하나는, RabbitMQ는 소비자가 메시지를 ack하면 큐에서 삭제돼요. Kafka처럼 retention 기간 동안 메시지를 보관하는 개념이 없어요. 장애가 발생했을 때 “이 파일이 어떤 이벤트를 거쳤는지” 원본 메시지를 다시 확인할 수 없거든요. 물론 durable queue와 persistent message로 브로커 재시작 시 메시지를 보존할 수는 있지만, 이미 소비된 메시지를 되감아서 재처리하는 건 불가능하거든요.

다른 하나는, 같은 uploadId의 이벤트가 순서대로 처리되어야 한다는 점이에요. “WAV 변환 완료” 이벤트가 “AI 분석 시작” 이벤트보다 먼저 처리되어야 하는데, RabbitMQ는 큐 단위로만 순서를 보장해요. 같은 파일의 이벤트가 여러 큐에 걸릴 수 있거든요.

SQS도 봤다

AWS를 쓰고 있으니 SQS도 후보였어요. 관리형이라 운영 부담이 없다는 게 매력이었죠.

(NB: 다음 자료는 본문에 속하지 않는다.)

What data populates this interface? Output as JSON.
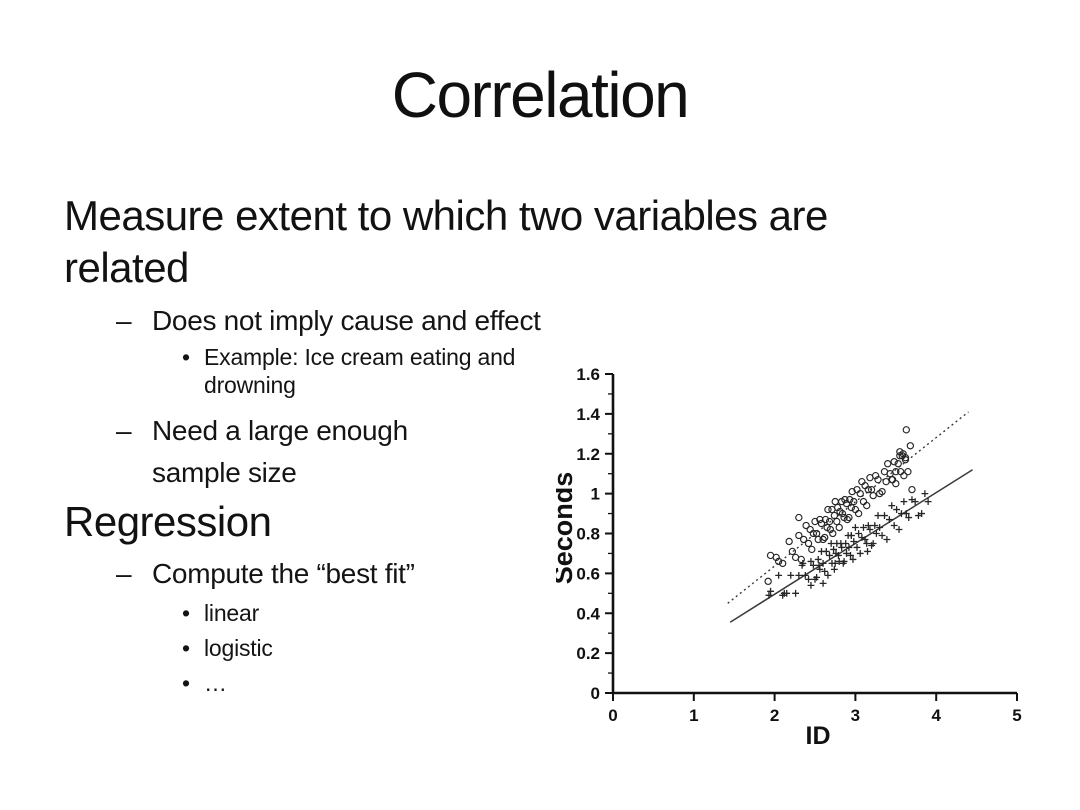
{
  "slide": {
    "title": "Correlation",
    "heading_correlation": {
      "lines": [
        "Measure extent to which two variables are",
        "related"
      ]
    },
    "bullets_correlation": [
      {
        "marker": "–",
        "lines": [
          "Does not imply cause and effect"
        ]
      },
      {
        "marker": "•",
        "lines": [
          "Example: Ice cream eating and",
          "drowning"
        ]
      },
      {
        "marker": "–",
        "lines": [
          "Need a large enough",
          "sample size"
        ]
      }
    ],
    "heading_regression": "Regression",
    "bullets_regression": [
      {
        "marker": "–",
        "lines": [
          "Compute the “best fit”"
        ]
      },
      {
        "marker": "•",
        "lines": [
          "linear"
        ]
      },
      {
        "marker": "•",
        "lines": [
          "logistic"
        ]
      },
      {
        "marker": "•",
        "lines": [
          "…"
        ]
      }
    ]
  },
  "chart_data": {
    "type": "scatter",
    "title": "",
    "xlabel": "ID",
    "ylabel": "Seconds",
    "xlim": [
      0,
      5
    ],
    "ylim": [
      0,
      1.6
    ],
    "x_ticks": [
      0,
      1,
      2,
      3,
      4,
      5
    ],
    "x_tick_labels": [
      "0",
      "1",
      "2",
      "3",
      "4",
      "5"
    ],
    "y_ticks": [
      0,
      0.2,
      0.4,
      0.6,
      0.8,
      1,
      1.2,
      1.4,
      1.6
    ],
    "y_tick_labels": [
      "0",
      "0.2",
      "0.4",
      "0.6",
      "0.8",
      "1",
      "1.2",
      "1.4",
      "1.6"
    ],
    "y_minor_ticks": [
      0.1,
      0.3,
      0.5,
      0.7,
      0.9,
      1.1,
      1.3,
      1.5
    ],
    "grid": false,
    "legend": "none",
    "marker_color": "#262626",
    "line_color": "#3a3a3a",
    "series": [
      {
        "name": "open-circle series",
        "marker": "circle",
        "fit_line": {
          "style": "dotted",
          "from": [
            1.42,
            0.45
          ],
          "to": [
            4.4,
            1.41
          ]
        },
        "points": [
          [
            1.92,
            0.56
          ],
          [
            2.02,
            0.68
          ],
          [
            2.1,
            0.65
          ],
          [
            2.18,
            0.76
          ],
          [
            2.22,
            0.71
          ],
          [
            2.26,
            0.68
          ],
          [
            2.3,
            0.79
          ],
          [
            2.33,
            0.67
          ],
          [
            2.36,
            0.77
          ],
          [
            2.39,
            0.84
          ],
          [
            2.42,
            0.75
          ],
          [
            2.44,
            0.82
          ],
          [
            2.46,
            0.72
          ],
          [
            2.48,
            0.8
          ],
          [
            2.5,
            0.86
          ],
          [
            2.52,
            0.8
          ],
          [
            2.54,
            0.77
          ],
          [
            2.56,
            0.87
          ],
          [
            2.58,
            0.85
          ],
          [
            2.6,
            0.77
          ],
          [
            2.62,
            0.78
          ],
          [
            2.63,
            0.87
          ],
          [
            2.65,
            0.83
          ],
          [
            2.66,
            0.92
          ],
          [
            2.68,
            0.86
          ],
          [
            2.69,
            0.82
          ],
          [
            2.71,
            0.92
          ],
          [
            2.72,
            0.8
          ],
          [
            2.74,
            0.89
          ],
          [
            2.75,
            0.96
          ],
          [
            2.77,
            0.86
          ],
          [
            2.78,
            0.93
          ],
          [
            2.8,
            0.83
          ],
          [
            2.81,
            0.91
          ],
          [
            2.83,
            0.96
          ],
          [
            2.84,
            0.9
          ],
          [
            2.86,
            0.88
          ],
          [
            2.87,
            0.97
          ],
          [
            2.89,
            0.95
          ],
          [
            2.9,
            0.87
          ],
          [
            2.92,
            0.88
          ],
          [
            2.93,
            0.97
          ],
          [
            2.95,
            0.93
          ],
          [
            2.96,
            1.01
          ],
          [
            2.98,
            0.96
          ],
          [
            3.0,
            0.92
          ],
          [
            3.02,
            1.02
          ],
          [
            3.04,
            0.9
          ],
          [
            3.06,
            1.0
          ],
          [
            3.08,
            1.06
          ],
          [
            3.1,
            0.96
          ],
          [
            3.12,
            1.04
          ],
          [
            3.14,
            0.94
          ],
          [
            3.16,
            1.02
          ],
          [
            3.18,
            1.08
          ],
          [
            3.2,
            1.02
          ],
          [
            3.22,
            0.99
          ],
          [
            3.25,
            1.09
          ],
          [
            3.28,
            1.07
          ],
          [
            3.3,
            1.0
          ],
          [
            3.33,
            1.01
          ],
          [
            3.36,
            1.11
          ],
          [
            3.38,
            1.06
          ],
          [
            3.4,
            1.15
          ],
          [
            3.43,
            1.1
          ],
          [
            3.46,
            1.07
          ],
          [
            3.48,
            1.16
          ],
          [
            3.5,
            1.05
          ],
          [
            3.53,
            1.15
          ],
          [
            3.55,
            1.21
          ],
          [
            3.56,
            1.11
          ],
          [
            3.58,
            1.19
          ],
          [
            3.6,
            1.09
          ],
          [
            3.62,
            1.17
          ],
          [
            3.55,
            1.19
          ],
          [
            3.5,
            1.11
          ],
          [
            3.45,
            1.07
          ],
          [
            3.59,
            1.2
          ],
          [
            3.62,
            1.18
          ],
          [
            3.65,
            1.11
          ],
          [
            1.95,
            0.69
          ],
          [
            2.05,
            0.66
          ],
          [
            2.3,
            0.88
          ],
          [
            3.63,
            1.32
          ],
          [
            3.7,
            1.02
          ],
          [
            3.68,
            1.24
          ]
        ]
      },
      {
        "name": "plus series",
        "marker": "plus",
        "fit_line": {
          "style": "solid",
          "from": [
            1.45,
            0.355
          ],
          "to": [
            4.45,
            1.12
          ]
        },
        "points": [
          [
            1.95,
            0.51
          ],
          [
            2.05,
            0.59
          ],
          [
            2.12,
            0.5
          ],
          [
            2.2,
            0.59
          ],
          [
            2.26,
            0.5
          ],
          [
            2.3,
            0.59
          ],
          [
            2.34,
            0.64
          ],
          [
            2.38,
            0.59
          ],
          [
            2.42,
            0.57
          ],
          [
            2.45,
            0.66
          ],
          [
            2.48,
            0.64
          ],
          [
            2.5,
            0.57
          ],
          [
            2.52,
            0.58
          ],
          [
            2.54,
            0.67
          ],
          [
            2.56,
            0.62
          ],
          [
            2.58,
            0.71
          ],
          [
            2.6,
            0.65
          ],
          [
            2.62,
            0.61
          ],
          [
            2.64,
            0.71
          ],
          [
            2.66,
            0.59
          ],
          [
            2.68,
            0.69
          ],
          [
            2.7,
            0.75
          ],
          [
            2.71,
            0.65
          ],
          [
            2.73,
            0.72
          ],
          [
            2.74,
            0.62
          ],
          [
            2.76,
            0.7
          ],
          [
            2.77,
            0.75
          ],
          [
            2.79,
            0.69
          ],
          [
            2.8,
            0.66
          ],
          [
            2.82,
            0.75
          ],
          [
            2.83,
            0.73
          ],
          [
            2.85,
            0.65
          ],
          [
            2.86,
            0.66
          ],
          [
            2.88,
            0.75
          ],
          [
            2.89,
            0.7
          ],
          [
            2.91,
            0.79
          ],
          [
            2.92,
            0.73
          ],
          [
            2.94,
            0.69
          ],
          [
            2.95,
            0.79
          ],
          [
            2.97,
            0.67
          ],
          [
            2.98,
            0.76
          ],
          [
            3.0,
            0.83
          ],
          [
            3.02,
            0.73
          ],
          [
            3.04,
            0.8
          ],
          [
            3.06,
            0.7
          ],
          [
            3.08,
            0.78
          ],
          [
            3.1,
            0.83
          ],
          [
            3.12,
            0.77
          ],
          [
            3.14,
            0.75
          ],
          [
            3.16,
            0.84
          ],
          [
            3.18,
            0.82
          ],
          [
            3.2,
            0.74
          ],
          [
            3.22,
            0.75
          ],
          [
            3.24,
            0.84
          ],
          [
            3.26,
            0.8
          ],
          [
            3.28,
            0.89
          ],
          [
            3.3,
            0.83
          ],
          [
            3.33,
            0.79
          ],
          [
            3.36,
            0.89
          ],
          [
            3.39,
            0.77
          ],
          [
            3.42,
            0.87
          ],
          [
            3.45,
            0.94
          ],
          [
            3.48,
            0.84
          ],
          [
            3.51,
            0.92
          ],
          [
            3.54,
            0.82
          ],
          [
            3.57,
            0.9
          ],
          [
            3.6,
            0.96
          ],
          [
            3.63,
            0.9
          ],
          [
            3.66,
            0.88
          ],
          [
            3.7,
            0.97
          ],
          [
            3.74,
            0.96
          ],
          [
            3.78,
            0.89
          ],
          [
            3.82,
            0.9
          ],
          [
            3.86,
            1.0
          ],
          [
            3.9,
            0.96
          ],
          [
            2.35,
            0.65
          ],
          [
            2.55,
            0.64
          ],
          [
            2.75,
            0.65
          ],
          [
            2.95,
            0.79
          ],
          [
            3.15,
            0.71
          ],
          [
            1.93,
            0.49
          ],
          [
            2.1,
            0.49
          ],
          [
            2.15,
            0.5
          ],
          [
            2.45,
            0.54
          ],
          [
            2.6,
            0.55
          ]
        ]
      }
    ]
  }
}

SQS Standard는 순서 보장이 안 돼요. FIFO 큐는 기본 초당 300건(배치 시 3,000건)이고, High Throughput 모드를 켜면 초당 3,000건(배치 시 30,000건)까지 올릴 수 있어요. 현재 트래픽에서는 충분한 수치였지만, SQS도 메시지 소비 후 삭제되는 구조라 재처리가 어렵다는 점은 같았어요.

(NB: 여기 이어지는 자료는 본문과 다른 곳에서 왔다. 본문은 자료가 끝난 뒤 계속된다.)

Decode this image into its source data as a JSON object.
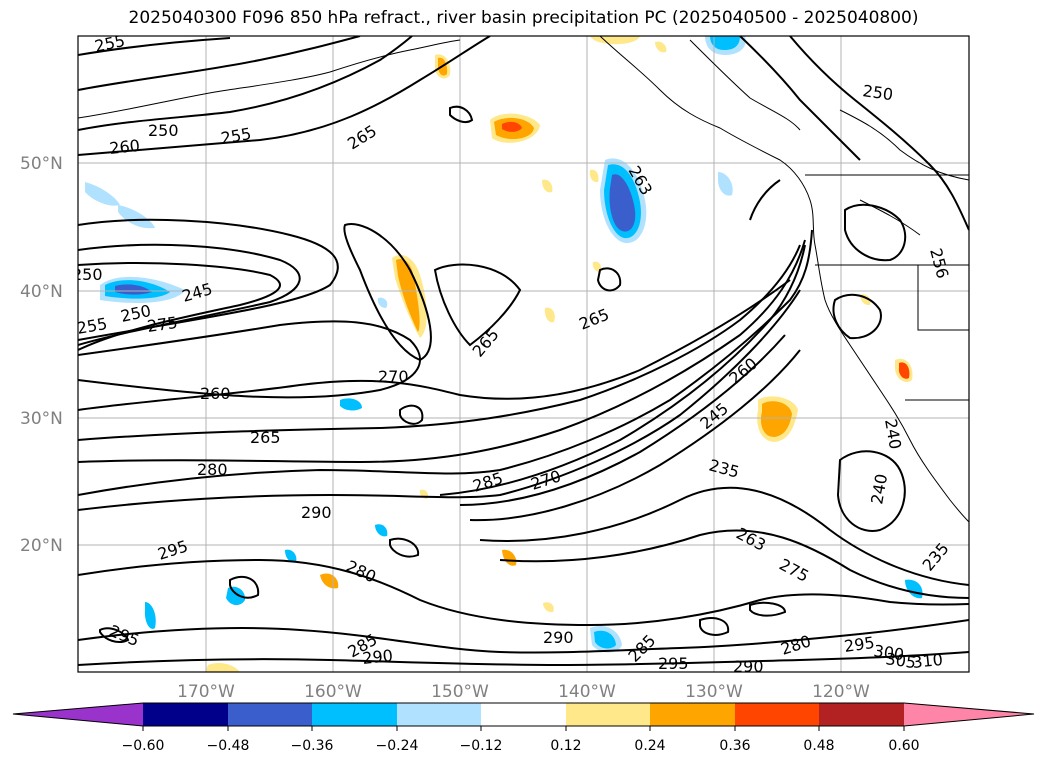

비용도 생각했는데, 솔직히 SQS 비용 자체보다는 “SQS + Lambda 조합으로 가면 Kafka 기반 빅데이터 파이프라인을 경험할 기회를 놓친다”는 판단이 더 컸어요. 이건 뒤에서 솔직하게 정리할게요.

Kafka를 선택한 이유

위 검토를 거치면서 Kafka가 남았어요. 결정적인 이유는 네 가지였어요.

1. 다중 언어 서비스 간 통신

Spring Boot(Java)와 Python FastAPI가 Kafka 토픽을 통해 JSON 메시지를 주고받는 구조가 깔끔했어요. 각 서비스가 독립적으로 배포/확장되고, 한쪽이 죽어도 메시지는 Kafka에 남아있거든요.

2. 파티션 키로 파일 단위 순서 보장

uploadId를 파티션 키로 쓰면, 같은 파일의 모든 이벤트가 같은 파티션으로 들어가요. WAV 변환이 끝나기 전에 AI 분석이 실행되는 문제를 구조적으로 방지할 수 있어요.

3. 다중 컨슈머 그룹

같은 이벤트를 여러 컨슈머 그룹이 독립적으로 소비할 수 있어요. 음성 처리, 로그 수집, 향후 추천 데이터 파이프라인 등을 같은 토픽에서 각자 가져갈 수 있죠.

4. 재처리와 장애 분석

처리 실패 시 오프셋을 커밋하지 않으면 자동 재시도돼요. 최대 재시도를 넘기면 DLQ로 이동하고요. retention 기간(7일로 설정) 내에는 오프셋 리셋으로 언제든 재처리가 가능하고요. 배포 시에도 마지막 커밋된 오프셋부터 재개되니 메시지 유실이 없어요.

5. 빅데이터 파이프라인 확장성

이 프로젝트는 SSAFY 빅데이터 추천 트랙 과제였어요. Kafka는 빅데이터 생태계의 핵심이라, Kafka Connect로 S3에 데이터 레이크를 구축하거나 Spark/Flink로 배치 분석을 붙이는 구조가 자연스러워요. 실제로 Kafka에서 Pinecone 벡터 DB까지 연결하는 파이프라인을 구현했어요.

전체 아키텍처

DLQ 패턴

재시도 전략: 지수 백오프

일시적 장애(네트워크 타임아웃, 일시적 서비스 불능)는 재시도로 해결되는 경우가 많아요. 하지만 즉시 재시도하면 장애 중인 서비스에 부하만 가중시키니, 1초 → 2초 → 4초로 간격을 늘리는 지수 백오프를 적용했어요. 최대 3회까지 시도해요.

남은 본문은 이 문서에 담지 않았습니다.